Consumers are not dealing with a theoretical list of obscure gadgets. Some of the most recognizable headphones on store shelves are affected, including multiple Sony WH and WF series models. One advisory singles out the Sony WH-1000XM5 and WF-1000XM5, describing them as among the most popular noise cancelling headphones and earbuds on the market, and notes that Most of the recent WH and WF line needs firmware fixes. Another breakdown lists Sony WH-1000XM4 to WH-1000XM6, JBL Live Buds 3, Bose QuietComfort Earbuds, and Jabra Elite 8 Active among the impacted devices, along with Marshall products like Major V and Stanmore III, showing how far the flaw reaches into premium Sony WH, JBL, Bose, and Jabra Elite lines.

It is not just headphones. Smart speakers and portable speakers that support Fast Pair are also exposed, which means the device sitting on your kitchen counter or in your backpack could be advertising your presence. Coverage of the broader ecosystem notes that Sony, Anker, and other headphones share the same Google Fast Pair security vulnerability, and that Sony and Anker products are part of a much longer list. For Android users, the risk is compounded by the fact that Millions of Earbuds and Headphones Have a Serious Android Security Vulnerability tied to this same protocol, as detailed in guidance aimed at Android owners.

What you should do right now

The most important step is also the simplest, even if it is tedious. You need to update the firmware on every Fast Pair capable audio accessory you own, from your daily commute earbuds to the Bluetooth speaker you keep in the garage. Security researchers and consumer advocates are urging users to update their speakers and headphones now, warning that attackers can spy on your location in seconds if you leave vulnerable devices unpatched, a point that has been echoed in consumer focused Update alerts. In practice, that means opening the companion app for your brand, such as Sony Headphones Connect, Jabra Sound+, JBL Headphones, Bose Music, or Marshall, and checking for firmware updates under device settings.
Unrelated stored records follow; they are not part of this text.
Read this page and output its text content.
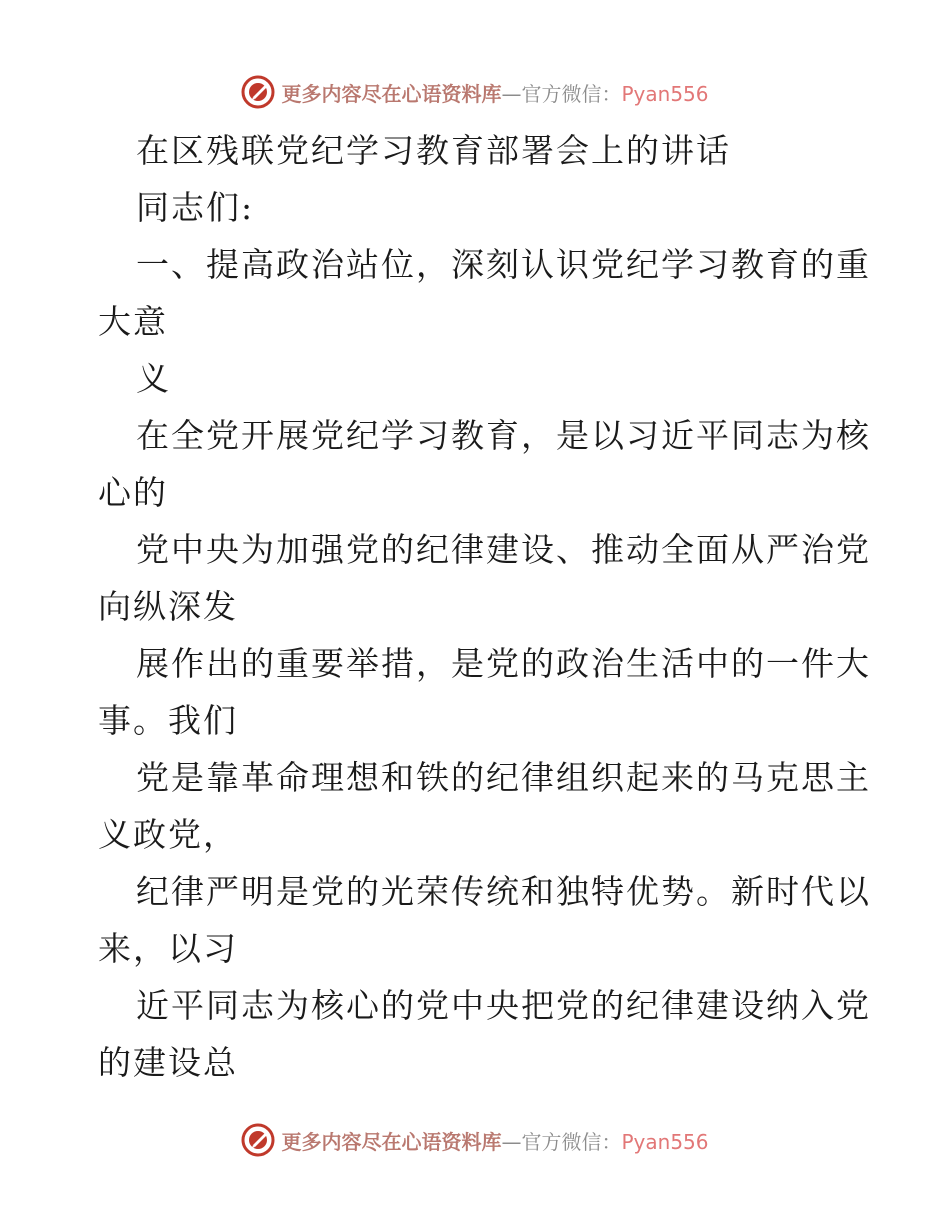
更多内容尽在心语资料库—官方微信：Pyan556
在区残联党纪学习教育部署会上的讲话
同志们:
一、提高政治站位，深刻认识党纪学习教育的重
大意
义
在全党开展党纪学习教育，是以习近平同志为核
心的
党中央为加强党的纪律建设、推动全面从严治党
向纵深发
展作出的重要举措，是党的政治生活中的一件大
事。我们
党是靠革命理想和铁的纪律组织起来的马克思主
义政党，
纪律严明是党的光荣传统和独特优势。新时代以
来，以习
近平同志为核心的党中央把党的纪律建设纳入党
的建设总
更多内容尽在心语资料库—官方微信：Pyan556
At the same time, you should harden how you use Bluetooth day to day. Security advisories recommend turning off Bluetooth when you are not actively using it, avoiding pairing in public spaces, and deleting old or unused accessories from your phone so they cannot be abused as a backdoor. Experts also suggest checking whether your specific model appears on the lists compiled by Security researchers and by the KU Leuven team, which detail how Google Fast Pair devices should behave once patched. If your headphones are not receiving updates at all, it may be time to treat them as untrusted and consider a replacement, ideally one that has already been confirmed as fixed in the product listings.